Nachwuchskritiker Jochen König, dessen trauriges Schicksal – seit Monaten wegen fortgeschrittener Harlancobenphobie in psychiatrischer Behandlung – wir an dieser Stelle schon beklagten, hat uns nun ein weiteres Indiz für seine schwere Erkrankung zukommen lassen. Eine Rezension wie aus dem Ärmel der Zwangsjacke geschüttelt – die Ausbildung bei „watching the detectives“ lässt sich nicht verleugnen. Jochen, wir halten zu dir!)
Sein Thema ist ein redliches: die Brüchigkeit der Existenz, das Spiel mit dem Nichts-ist-wie-es-scheint. Was Harlan Coben allerdings daraus macht ist ein plüschiges Kasperletheater. Eigentlich könnte hier erneut die Rezension zu „No second chance“ stehen. Nein, gelogen, „The innocent“ ist besser als jener unsägliche Roman, aber nicht so unterhaltsam wie Grace Lawsons Abenteuer in der imponderablen Welt der zerfließenden Konturen.
Zur Handlung: Matt Hunter, juveniler Totschläger aus Versehen, trifft Jahre nach seiner Entlassung aus dem Gefängnis seine große Liebe wieder, heiratet sie, könnte glücklich werden, wenn nicht die Geister der Vergangenheit ein wütendes Auge auf ihn und seine bezaubernde Olivia geworfen hätten. Und so wird er aus seiner geglückten Resozialisierung und der Sehnsucht nach schönerem Wohnen gerissen. Denn die Göttergattin ist nicht das, was sie zu sein scheint. Außerdem hat die – diesmal nicht ganz so tumbe - Polizei auch ihre Vorbehalte gegen Matts Rückkehr ins bürgerliche Langweilerleben.
Nach der viel zu langen Einleitung, die die Befindlichkeiten des Protagonisten akribisch auslotet, reiht sich dramatisches Episödchen an dramatisches Episödchen und am Ende hagelt es Auflösungen, Familienzusammenführungen und Glückseligkeiten, so weit das Auge reicht.

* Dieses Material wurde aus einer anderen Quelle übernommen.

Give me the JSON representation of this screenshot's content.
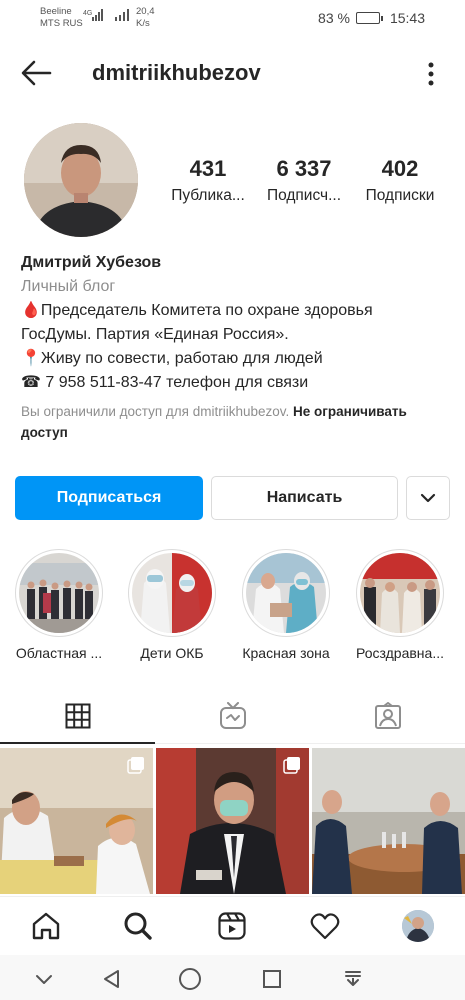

Das ist mitunter spannend, manchmal komisch – ehrlich gesagt nur einmal: in der deutschen Version auf Seite 126. Ein einsamer Witz, aber ein Guter. Aber meistens nur dicke Backen Literatur, die keine nachvollziehbaren Personen kennt, sondern lediglich ein scheinbar spektakuläres Panoptikum. Kurzes Beispiel gefällig:? Da reicht es nicht, dass eine der Hauptfiguren eine dirty Dancerin war, die ihrem chromstangenbestimmten Schicksal entkommen will, nein, sie muss mit früher Schwangerschaft gesegnet sein, ihren Tod vortäuschen und trotz nicht erfahrener Schul- und Universitätsbildung einen tollen Job bekommen. Dass eine derartige Selbstverleugnung nicht gut gehen kann, ist Cobens Lesern klar, natürlich wird die Identitätsflüchtige eines schönen Tages enttarnt – wobei eine Nonne mit Brustimplantaten eine gewichtige Rolle spielt -, und eingeholt von einer Vergangenheit, die ihr die Pest an den Hals wünscht. Glücklicherweise kennt jemand den unbekannten Country Hit „Stand by your woman“ und verhält sich dementsprechend.
Ich will nicht entschlüsseln, warum sich Cobens Figuren verhalten wie sie es tun, die Antwort ist eh immer gleich: weil die Storyline es so verlangt. Wenn die Geschichte aber nur als wenig amüsante Satire auf gängige Spannungsliteratur taugt, verhält es sich mit den handelnden Personen entsprechend. Wenn keine Satire geplant war, haben wir ein Problem: weder genügend Spannung für’s Drama, noch ausreichend Witze für eine Komödie. Rund 460 Seiten von irgendwas. Bedrucktes Papier. Danksagungen am Schluss. Ist okay. Bloß: wofür?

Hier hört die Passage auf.